This year I turned the page to nonfiction and childhood classics.









This year was one of spontaneity. I read whatever caught my eye, as I perused the shelves of social media, local libraries, cosy bookstores, book swaps, and family homes. Book club selections had an off year (IMO) — so you won’t see many mystery or romance novels. You’ll see more nonfiction interspersed with pop culture and YA:
- Leaving Time (Jodi Picoult, 2014)
- Not Your China Doll (Katie Gee Salisbury, 2024) — This book lets Anna May Wong shine and sparkle, and deservedly so. While Hollywood bigwigs thought her too Asian, too American, too young, or too old; Wong wrote her own rules and rose to fame in Germany and Europe. Oh, what could have been!
- The Anxious Generation (Jonathan Haidt, 2024) — Read this if you want to learn about how social media poisons our minds and self-image.
- After the Ivory Tower Falls (William Bunch, 2022) — An exposition on why liberals have lost the working class.
- The Diamond Eye (Kate Quinn, 2022)
- A Walk in the Park (Kevin Fedarko, 2024) — My pick of the year!
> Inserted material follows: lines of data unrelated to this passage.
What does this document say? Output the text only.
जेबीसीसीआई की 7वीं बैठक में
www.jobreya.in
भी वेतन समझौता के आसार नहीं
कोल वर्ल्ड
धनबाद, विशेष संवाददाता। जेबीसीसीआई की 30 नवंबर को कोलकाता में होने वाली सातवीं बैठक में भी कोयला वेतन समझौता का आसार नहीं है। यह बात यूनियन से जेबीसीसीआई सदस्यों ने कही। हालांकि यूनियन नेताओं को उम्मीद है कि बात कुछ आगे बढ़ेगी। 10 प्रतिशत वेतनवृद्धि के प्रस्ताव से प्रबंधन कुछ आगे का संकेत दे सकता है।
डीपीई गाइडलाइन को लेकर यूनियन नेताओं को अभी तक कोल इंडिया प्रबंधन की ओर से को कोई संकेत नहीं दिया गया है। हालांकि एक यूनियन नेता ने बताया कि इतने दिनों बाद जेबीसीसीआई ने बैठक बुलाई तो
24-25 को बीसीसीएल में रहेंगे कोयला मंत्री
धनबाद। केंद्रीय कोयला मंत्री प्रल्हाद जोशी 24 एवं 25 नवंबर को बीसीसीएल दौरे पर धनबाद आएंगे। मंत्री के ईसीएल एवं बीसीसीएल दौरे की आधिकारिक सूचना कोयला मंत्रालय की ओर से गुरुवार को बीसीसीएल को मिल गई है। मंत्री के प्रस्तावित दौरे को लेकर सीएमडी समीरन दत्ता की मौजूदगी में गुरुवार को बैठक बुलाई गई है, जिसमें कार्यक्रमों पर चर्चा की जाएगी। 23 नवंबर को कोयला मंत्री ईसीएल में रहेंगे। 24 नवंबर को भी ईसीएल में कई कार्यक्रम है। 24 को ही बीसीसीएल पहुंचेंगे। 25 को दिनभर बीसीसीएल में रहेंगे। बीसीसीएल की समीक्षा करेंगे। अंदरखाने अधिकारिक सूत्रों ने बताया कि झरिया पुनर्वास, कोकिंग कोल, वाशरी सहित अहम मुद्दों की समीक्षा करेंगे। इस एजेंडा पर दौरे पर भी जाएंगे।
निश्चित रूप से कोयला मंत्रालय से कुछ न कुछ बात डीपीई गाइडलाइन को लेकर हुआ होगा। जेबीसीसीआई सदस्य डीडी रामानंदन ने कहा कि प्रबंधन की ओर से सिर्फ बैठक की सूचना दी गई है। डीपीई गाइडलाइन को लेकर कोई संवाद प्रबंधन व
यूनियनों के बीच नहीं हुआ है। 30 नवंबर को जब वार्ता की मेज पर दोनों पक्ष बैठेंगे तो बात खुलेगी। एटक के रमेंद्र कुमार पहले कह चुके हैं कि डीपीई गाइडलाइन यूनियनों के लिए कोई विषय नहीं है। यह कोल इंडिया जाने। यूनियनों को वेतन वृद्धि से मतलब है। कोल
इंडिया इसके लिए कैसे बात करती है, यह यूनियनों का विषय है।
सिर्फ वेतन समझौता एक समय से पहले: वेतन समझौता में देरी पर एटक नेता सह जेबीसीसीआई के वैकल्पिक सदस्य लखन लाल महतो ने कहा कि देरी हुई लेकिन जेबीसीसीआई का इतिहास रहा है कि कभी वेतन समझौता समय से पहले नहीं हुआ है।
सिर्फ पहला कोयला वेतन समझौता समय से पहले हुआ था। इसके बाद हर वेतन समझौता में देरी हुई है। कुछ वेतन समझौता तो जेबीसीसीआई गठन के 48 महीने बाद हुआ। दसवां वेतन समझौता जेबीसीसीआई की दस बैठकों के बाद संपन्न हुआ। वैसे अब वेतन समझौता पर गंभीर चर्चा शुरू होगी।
Fedarko regales us the time when he and his buddy hiked the length of the Grand Canyon. He tells us a tale of majesty, comedy, and hubris.
- The Amazing Adventures of Kavalier and Klay (Michael Chabon, 2000)
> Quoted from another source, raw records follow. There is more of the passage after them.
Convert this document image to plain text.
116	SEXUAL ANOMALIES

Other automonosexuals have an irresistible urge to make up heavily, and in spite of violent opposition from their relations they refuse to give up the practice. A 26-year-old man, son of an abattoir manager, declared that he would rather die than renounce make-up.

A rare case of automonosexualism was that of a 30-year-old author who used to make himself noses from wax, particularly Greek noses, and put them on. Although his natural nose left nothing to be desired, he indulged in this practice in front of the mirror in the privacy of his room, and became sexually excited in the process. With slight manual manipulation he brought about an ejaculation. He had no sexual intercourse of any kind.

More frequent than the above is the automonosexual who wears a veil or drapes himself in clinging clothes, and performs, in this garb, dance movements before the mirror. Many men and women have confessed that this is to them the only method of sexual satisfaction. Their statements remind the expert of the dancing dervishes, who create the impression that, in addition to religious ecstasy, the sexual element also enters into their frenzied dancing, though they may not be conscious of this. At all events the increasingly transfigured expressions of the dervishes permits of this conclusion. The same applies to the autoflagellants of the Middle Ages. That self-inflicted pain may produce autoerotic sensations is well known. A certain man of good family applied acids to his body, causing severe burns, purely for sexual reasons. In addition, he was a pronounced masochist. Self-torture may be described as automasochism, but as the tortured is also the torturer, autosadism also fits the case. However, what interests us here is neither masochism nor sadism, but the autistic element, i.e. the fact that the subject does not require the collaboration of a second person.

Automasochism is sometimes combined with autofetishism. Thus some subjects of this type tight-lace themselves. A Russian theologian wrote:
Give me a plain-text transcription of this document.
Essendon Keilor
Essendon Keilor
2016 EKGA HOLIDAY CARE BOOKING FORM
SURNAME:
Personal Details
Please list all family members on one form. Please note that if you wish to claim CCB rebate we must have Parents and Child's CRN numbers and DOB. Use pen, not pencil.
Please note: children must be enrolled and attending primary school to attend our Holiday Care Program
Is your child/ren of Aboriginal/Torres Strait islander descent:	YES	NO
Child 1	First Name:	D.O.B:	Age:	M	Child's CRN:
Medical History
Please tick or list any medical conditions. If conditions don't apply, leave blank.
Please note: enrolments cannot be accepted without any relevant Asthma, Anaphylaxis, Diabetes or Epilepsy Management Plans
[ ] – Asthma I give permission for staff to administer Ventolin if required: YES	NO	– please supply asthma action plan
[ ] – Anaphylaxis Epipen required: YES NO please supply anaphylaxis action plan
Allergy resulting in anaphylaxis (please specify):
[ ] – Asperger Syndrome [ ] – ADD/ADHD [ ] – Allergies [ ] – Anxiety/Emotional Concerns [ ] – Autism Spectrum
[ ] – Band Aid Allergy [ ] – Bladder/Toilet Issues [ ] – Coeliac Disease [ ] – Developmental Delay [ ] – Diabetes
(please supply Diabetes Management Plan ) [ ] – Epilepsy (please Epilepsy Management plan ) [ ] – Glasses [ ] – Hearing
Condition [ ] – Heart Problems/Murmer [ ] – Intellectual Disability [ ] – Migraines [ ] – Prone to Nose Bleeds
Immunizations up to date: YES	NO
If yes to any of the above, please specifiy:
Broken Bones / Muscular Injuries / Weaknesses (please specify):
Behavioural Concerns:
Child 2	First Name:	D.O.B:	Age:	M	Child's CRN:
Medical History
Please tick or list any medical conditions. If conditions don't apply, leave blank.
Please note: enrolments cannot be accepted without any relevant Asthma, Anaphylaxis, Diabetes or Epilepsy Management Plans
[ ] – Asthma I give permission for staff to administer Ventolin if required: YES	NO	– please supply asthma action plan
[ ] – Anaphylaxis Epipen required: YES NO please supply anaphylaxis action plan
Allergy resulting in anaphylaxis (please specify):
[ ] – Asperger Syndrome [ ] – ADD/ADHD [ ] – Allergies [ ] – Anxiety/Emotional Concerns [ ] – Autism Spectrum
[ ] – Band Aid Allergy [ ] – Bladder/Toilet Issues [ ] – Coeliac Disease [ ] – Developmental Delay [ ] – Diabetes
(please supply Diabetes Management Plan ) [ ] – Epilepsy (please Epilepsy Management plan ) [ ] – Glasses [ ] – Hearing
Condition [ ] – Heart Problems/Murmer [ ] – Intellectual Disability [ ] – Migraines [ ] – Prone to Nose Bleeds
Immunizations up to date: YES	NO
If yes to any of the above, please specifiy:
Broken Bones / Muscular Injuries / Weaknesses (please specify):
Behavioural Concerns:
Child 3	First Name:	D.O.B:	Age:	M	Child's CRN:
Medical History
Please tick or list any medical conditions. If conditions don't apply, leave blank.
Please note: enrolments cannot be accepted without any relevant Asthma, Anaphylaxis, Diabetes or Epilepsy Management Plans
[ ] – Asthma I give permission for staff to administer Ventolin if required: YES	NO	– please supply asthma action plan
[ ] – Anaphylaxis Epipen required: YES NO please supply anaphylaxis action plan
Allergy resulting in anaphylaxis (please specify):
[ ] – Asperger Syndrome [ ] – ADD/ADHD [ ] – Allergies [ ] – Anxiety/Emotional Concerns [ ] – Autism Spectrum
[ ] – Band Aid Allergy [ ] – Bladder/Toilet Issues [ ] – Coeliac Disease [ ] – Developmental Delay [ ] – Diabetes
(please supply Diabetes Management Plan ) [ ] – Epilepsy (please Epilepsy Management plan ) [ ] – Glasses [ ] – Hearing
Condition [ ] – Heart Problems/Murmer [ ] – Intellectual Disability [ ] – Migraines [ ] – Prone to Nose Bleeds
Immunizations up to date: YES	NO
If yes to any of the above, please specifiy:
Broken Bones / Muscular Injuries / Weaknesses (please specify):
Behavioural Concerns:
- An African History of Africa (Zeinab Badawi, 2025)
- The High Mountains of Portugal (Yann Martel, 2016) — My dud of the year, a most boring read.
- Poverty, By America (Matthew Desmond, 2023)
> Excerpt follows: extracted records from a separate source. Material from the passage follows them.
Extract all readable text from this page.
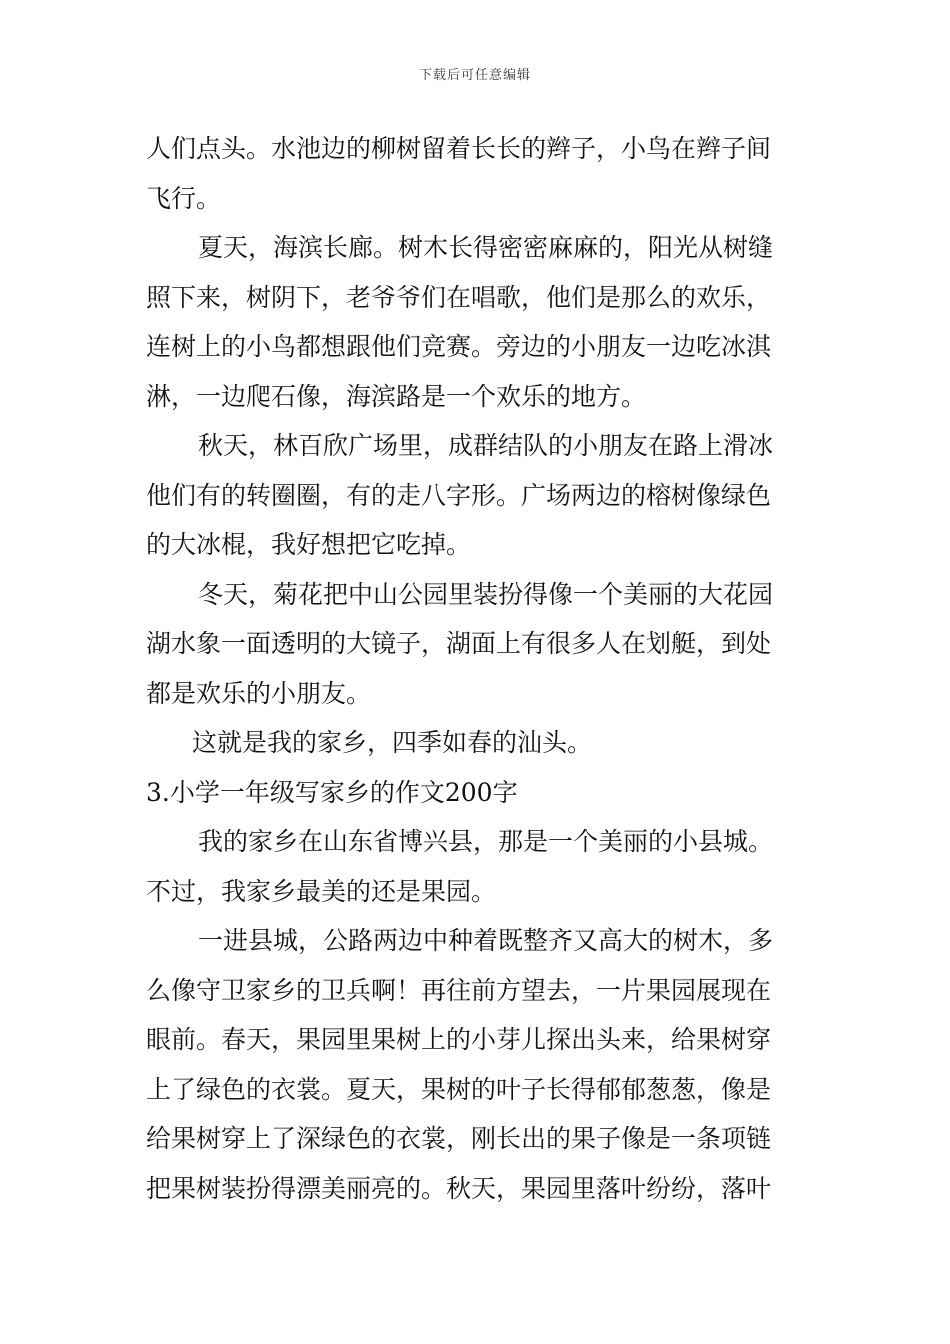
下载后可任意编辑
人们点头。水池边的柳树留着长长的辫子，小鸟在辫子间
飞行。
夏天，海滨长廊。树木长得密密麻麻的，阳光从树缝
照下来，树阴下，老爷爷们在唱歌，他们是那么的欢乐，
连树上的小鸟都想跟他们竞赛。旁边的小朋友一边吃冰淇
淋，一边爬石像，海滨路是一个欢乐的地方。
秋天，林百欣广场里，成群结队的小朋友在路上滑冰
他们有的转圈圈，有的走八字形。广场两边的榕树像绿色
的大冰棍，我好想把它吃掉。
冬天，菊花把中山公园里装扮得像一个美丽的大花园
湖水象一面透明的大镜子，湖面上有很多人在划艇，到处
都是欢乐的小朋友。
这就是我的家乡，四季如春的汕头。
3.小学一年级写家乡的作文200字
我的家乡在山东省博兴县，那是一个美丽的小县城。
不过，我家乡最美的还是果园。
一进县城，公路两边中种着既整齐又高大的树木，多
么像守卫家乡的卫兵啊！再往前方望去，一片果园展现在
眼前。春天，果园里果树上的小芽儿探出头来，给果树穿
上了绿色的衣裳。夏天，果树的叶子长得郁郁葱葱，像是
给果树穿上了深绿色的衣裳，刚长出的果子像是一条项链
把果树装扮得漂美丽亮的。秋天，果园里落叶纷纷，落叶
- Being Jewish After the Destruction of Gaza: A Reckoning (Peter Beinart, 2025)
- Me Earl and the Dying Girl (Jesse Andrew, 2012) — This did not age well.
- The Latehomecomer (Kao Kalia Yang, 2008) — I found another favorite author after I came across this evocative memoir. Kao Kalia Yang recounts, through the lens of a child, her family’s escape from the jungles of Laos and their perseverance over the shackles of American poverty.
- Little House on the Praire (Laura Ingalls Wilder, 1935) — Revisited a few childhood classics — this one included.
- The Twits (Roald Dahl, 1980)
- The Witches (Roald Dahl , 1983)
- Throwback (Maurene Goo, 2023) — I loved this quirky YA novel. The plot follows a teen as she travels back in time to help her mom win homecoming queen. It’s like if you spliced together Crying in H-Mart and Back to the Future into the same book.
- Abundance (Ezra Klein, 2025)
- The 10 (E.A. Hanks, 2025) — Yes, that’s Tom Hanks’ eldest daughter. No, this is not a tell-all.
- Making Movies (Sydney Lumet, 1996) — An auteur gives us a glimpse of how he made great movies. Working in an industry not yet adulterated by CGI and IP-driven franchises, Lumet treated every directorial decision as make or break.
- Remarkably Bright Creatures (Shelby Van Pelt, 2022)
- Starter Villain (John Scalzi, 2023)
- Black Beauty (Anna Sewell, 1877) — A classic children’s book that resonates today, I wonder if Sewell wrote this story as an allegory for how humans sometimes treat each other with unkindness. In witnessing Black Beauty’s life, we receive a powerful lesson: ignorance is no excuse for injustice and cruelty.
- It Girl (Marisa Meltzer, 2025) — A fascinating read. Meltzer tells the story of Jane Birkin, a the singer-actress-fashionista-mistress who was one of the most important footnotes of the 20th century. This biography uncovers a woman’s metamorphoses from muse to artist.
- The Knight and the Moth (Rachel Gillig, 2025) — I couldn’t help but fall for this Arthurian-like novel. Written with a hint of satire, the book is great for a rainy day or long-distance flight.